As I have said before and will definitly say again, our school system is stuck in the past; in the 1970s at best, in the 1950s at worst.
The idea of students sitting in straight rows while the teacher lectures was great when school was meant to create good soldiers and factory workers. However, while soldiers now need to be quick and adaptable, and factory jobs are rapidly going oversees, the schools are late catch up.
Everyone talks about how the twenty-first century classroom needs to be more authentic, more project-based, but few have found a good way to implement it. Yes, I want students to be good at problem solving since memorizing is pointless in this age of instant information retrieval. However, sometimes teachers just need to teach, and there are basic concepts that students need to learn. And many of these skills are difficult or impossible to learn through projects, discovery, or exploration.
Since there are not enough hours in the school year to do it all, I propose putting the lectures online - on my website for instance - and save the classroom for group projects and hands-on learning. A student can learn the quadratic formula alone just as well, if not better, than in a room full of students. If the teacher is going to speak uninterrupted for half an hour anyway, you might as well put it on film. Let the students watch it on their laptops or cell phones the way they want as many times as they need. Save the classroom for question and answer and true project-based learning.
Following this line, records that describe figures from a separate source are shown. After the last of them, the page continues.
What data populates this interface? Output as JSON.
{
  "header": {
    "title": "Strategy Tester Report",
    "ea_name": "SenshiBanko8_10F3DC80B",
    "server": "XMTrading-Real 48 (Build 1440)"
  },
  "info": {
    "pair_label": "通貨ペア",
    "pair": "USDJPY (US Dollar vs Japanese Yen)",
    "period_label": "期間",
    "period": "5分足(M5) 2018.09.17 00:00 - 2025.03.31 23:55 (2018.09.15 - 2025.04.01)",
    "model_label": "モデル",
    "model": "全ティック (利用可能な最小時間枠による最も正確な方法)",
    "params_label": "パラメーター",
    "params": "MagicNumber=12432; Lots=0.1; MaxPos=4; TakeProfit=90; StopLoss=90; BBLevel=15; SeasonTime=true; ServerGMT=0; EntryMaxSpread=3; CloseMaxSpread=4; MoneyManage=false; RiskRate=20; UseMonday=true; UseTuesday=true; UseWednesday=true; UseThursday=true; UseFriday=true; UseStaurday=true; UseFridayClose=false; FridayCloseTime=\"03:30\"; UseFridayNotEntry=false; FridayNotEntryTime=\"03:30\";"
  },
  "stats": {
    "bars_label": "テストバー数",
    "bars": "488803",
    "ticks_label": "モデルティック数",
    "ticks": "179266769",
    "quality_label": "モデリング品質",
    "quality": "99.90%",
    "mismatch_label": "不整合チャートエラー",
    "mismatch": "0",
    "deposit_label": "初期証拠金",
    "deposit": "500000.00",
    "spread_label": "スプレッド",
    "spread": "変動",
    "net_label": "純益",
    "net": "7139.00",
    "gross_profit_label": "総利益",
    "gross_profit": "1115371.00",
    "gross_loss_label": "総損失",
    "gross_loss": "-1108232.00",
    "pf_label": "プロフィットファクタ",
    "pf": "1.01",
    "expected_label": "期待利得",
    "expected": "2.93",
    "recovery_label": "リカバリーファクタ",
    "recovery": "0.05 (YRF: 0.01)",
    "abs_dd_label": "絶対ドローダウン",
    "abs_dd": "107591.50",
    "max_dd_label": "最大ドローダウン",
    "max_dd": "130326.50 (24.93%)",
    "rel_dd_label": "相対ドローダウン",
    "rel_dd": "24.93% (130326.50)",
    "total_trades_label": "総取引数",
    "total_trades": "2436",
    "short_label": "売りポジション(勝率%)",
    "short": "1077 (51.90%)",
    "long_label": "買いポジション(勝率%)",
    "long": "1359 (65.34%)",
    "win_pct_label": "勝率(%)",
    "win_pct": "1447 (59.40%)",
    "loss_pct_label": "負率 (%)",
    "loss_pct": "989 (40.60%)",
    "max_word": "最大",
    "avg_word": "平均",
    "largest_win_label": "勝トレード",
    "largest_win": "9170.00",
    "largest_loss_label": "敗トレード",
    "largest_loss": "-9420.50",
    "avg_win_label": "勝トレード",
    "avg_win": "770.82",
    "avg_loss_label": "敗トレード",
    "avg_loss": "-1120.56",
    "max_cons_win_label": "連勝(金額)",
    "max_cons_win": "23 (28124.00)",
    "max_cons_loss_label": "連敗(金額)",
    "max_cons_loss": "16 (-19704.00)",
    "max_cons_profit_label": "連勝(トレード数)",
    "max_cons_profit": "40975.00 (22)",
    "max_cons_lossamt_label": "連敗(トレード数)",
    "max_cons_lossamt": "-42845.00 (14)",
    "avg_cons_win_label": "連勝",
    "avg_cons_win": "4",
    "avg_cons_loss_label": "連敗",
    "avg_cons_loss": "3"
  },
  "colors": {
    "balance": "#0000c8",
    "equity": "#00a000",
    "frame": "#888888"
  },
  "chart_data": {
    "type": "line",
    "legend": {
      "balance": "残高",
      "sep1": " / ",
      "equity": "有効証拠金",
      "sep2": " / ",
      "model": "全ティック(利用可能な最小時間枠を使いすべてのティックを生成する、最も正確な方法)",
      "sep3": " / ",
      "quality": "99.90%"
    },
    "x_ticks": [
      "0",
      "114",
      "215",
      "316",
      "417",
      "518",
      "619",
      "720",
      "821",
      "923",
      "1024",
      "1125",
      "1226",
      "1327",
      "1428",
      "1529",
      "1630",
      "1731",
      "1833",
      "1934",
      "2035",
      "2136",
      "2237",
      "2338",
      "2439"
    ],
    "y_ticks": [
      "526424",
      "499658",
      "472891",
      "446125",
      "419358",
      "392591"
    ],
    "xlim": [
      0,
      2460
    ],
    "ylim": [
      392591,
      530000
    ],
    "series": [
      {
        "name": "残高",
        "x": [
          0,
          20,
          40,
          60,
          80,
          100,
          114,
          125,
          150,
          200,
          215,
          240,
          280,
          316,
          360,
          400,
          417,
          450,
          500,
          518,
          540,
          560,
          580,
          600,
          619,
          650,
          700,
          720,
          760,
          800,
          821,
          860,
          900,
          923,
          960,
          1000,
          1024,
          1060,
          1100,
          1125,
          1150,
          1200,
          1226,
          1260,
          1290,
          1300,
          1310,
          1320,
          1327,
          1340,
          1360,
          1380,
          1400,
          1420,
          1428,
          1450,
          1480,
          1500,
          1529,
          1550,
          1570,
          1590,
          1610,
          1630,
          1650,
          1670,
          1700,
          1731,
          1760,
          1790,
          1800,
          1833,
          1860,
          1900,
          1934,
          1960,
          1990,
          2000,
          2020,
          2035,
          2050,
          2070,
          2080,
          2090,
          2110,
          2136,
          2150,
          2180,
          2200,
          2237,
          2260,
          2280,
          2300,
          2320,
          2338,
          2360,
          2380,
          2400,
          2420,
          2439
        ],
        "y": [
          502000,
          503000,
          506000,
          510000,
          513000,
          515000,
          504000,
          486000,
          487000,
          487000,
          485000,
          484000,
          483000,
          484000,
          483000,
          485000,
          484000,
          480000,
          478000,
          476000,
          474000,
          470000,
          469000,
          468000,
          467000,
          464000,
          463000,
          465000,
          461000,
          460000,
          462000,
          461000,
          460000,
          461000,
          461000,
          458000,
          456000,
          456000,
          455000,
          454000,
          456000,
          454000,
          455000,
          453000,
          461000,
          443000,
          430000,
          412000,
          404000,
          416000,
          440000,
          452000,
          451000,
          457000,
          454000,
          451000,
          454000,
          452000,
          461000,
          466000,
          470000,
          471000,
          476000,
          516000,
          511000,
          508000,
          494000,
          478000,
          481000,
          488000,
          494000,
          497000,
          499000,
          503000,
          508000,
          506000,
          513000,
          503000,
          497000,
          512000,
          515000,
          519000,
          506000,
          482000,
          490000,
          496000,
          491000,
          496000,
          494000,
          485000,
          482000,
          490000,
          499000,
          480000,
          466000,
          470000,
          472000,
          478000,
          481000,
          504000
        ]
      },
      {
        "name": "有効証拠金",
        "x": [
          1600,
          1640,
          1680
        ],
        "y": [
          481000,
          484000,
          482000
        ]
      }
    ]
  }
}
A mid-project assessment (read: quiz) will reveal any students who did not grasp the content, and the teacher can direct them back to the online lesson and to an after-school help session. Even better, the database of online videos could be so broad that the struggling students could watch a couple of other teachers explaining the same concept but in a different style that might reach the student better.
Students need spaced repetition to truly learn, but there is not enough time in the school day for all of that to take part in the classroom. Put it on the web and let a database track who is watching their lessons.